Gibson snapped his fingers. “That just might work!”

“Sirs, I don’t see how this is any less a violation of physical…”

“Just take the wheel, kid,” I snapped, grabbing the intercom. “Engine room? Wake up engine room! We full power immediately. Three… Two… One… Helm a starboard!”

“Oh, God, I’m going to be sick,” O’Mara screamed, as the battleship began its flip.

***

Captain Knudson walked across the dockyard to the ship. He was in a particularly good mood, but I could see him willing himself into his usual scowling demeanor. It was growing easier for him to be grumpy, the closer he came to the ship.
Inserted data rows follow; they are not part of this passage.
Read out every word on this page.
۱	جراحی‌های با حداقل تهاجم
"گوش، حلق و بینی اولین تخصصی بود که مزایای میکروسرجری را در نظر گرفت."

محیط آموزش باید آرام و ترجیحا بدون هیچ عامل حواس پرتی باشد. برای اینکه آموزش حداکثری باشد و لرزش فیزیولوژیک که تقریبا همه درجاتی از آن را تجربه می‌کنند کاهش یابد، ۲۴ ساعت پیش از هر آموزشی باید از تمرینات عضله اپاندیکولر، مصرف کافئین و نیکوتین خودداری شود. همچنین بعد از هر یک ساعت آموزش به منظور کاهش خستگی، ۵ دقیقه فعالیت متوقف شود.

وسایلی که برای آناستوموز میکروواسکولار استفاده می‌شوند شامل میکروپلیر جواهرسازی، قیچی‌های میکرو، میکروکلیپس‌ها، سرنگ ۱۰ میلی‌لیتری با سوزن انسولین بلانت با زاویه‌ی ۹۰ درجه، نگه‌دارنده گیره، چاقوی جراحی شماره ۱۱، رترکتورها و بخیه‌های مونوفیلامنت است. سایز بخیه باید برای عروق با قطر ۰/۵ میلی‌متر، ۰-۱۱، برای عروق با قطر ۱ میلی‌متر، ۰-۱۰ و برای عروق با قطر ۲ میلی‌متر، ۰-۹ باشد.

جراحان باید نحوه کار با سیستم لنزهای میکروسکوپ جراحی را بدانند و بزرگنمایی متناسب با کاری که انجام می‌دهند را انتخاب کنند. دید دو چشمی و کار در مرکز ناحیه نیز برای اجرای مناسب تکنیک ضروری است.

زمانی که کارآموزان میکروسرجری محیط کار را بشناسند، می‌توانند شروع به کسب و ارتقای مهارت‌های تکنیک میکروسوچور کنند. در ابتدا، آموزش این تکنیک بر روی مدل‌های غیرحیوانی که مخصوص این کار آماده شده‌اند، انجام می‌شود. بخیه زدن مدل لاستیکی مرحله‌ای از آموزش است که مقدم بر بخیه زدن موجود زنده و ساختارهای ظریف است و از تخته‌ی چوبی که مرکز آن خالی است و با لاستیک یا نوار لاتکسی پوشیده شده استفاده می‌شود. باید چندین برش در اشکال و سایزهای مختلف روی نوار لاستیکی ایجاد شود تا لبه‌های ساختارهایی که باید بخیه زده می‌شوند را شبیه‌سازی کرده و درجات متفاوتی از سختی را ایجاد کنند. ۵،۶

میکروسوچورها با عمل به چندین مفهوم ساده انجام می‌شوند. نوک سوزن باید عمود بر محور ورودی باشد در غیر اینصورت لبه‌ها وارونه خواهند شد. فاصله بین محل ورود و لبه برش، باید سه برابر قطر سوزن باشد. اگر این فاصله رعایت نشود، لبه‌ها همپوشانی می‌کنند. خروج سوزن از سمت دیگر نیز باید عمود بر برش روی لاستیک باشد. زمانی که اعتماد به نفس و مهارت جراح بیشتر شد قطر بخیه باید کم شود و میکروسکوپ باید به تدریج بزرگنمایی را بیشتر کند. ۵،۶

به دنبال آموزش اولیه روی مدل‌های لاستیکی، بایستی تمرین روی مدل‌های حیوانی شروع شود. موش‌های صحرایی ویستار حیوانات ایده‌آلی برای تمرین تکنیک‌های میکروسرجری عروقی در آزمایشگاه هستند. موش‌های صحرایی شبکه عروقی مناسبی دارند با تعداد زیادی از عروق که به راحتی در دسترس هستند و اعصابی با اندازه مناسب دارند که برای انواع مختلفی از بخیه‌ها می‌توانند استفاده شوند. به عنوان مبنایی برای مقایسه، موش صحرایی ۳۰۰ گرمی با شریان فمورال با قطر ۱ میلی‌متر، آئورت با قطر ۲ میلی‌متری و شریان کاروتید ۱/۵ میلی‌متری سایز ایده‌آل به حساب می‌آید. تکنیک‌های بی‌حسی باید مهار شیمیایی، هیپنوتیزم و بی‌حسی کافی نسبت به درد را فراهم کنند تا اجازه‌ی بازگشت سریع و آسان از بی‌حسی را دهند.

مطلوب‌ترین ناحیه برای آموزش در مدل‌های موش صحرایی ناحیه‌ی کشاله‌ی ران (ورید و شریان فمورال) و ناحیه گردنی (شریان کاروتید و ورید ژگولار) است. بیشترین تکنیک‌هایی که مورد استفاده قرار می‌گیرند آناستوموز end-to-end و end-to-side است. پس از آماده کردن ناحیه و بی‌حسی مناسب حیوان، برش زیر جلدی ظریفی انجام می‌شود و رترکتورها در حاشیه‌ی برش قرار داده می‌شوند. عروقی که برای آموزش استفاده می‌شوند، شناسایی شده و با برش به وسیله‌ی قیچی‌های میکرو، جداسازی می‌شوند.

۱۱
“What’s this scratch in the paintwork?” he demanded, before he even reached the gangplank. “Unbelievable! I’m gone on three days shore leave, and I come back to this. And why is there a New York taxicab tangled up in the anchor chain? And is that… Is that a hot-dog cart in the main turret? And why is the Yankee stadium sign caught up in the rudder?”

“There are perfectly good answers to all these questions,” I said.

Knudson jumped as the little finger from the Statue of Liberty’s right hand fell from the superstructure and landed right next to him.

“It was O’Mara’s fault!” shouted Gibson.

“And how!” I added, as we both ran away, as fast as we could.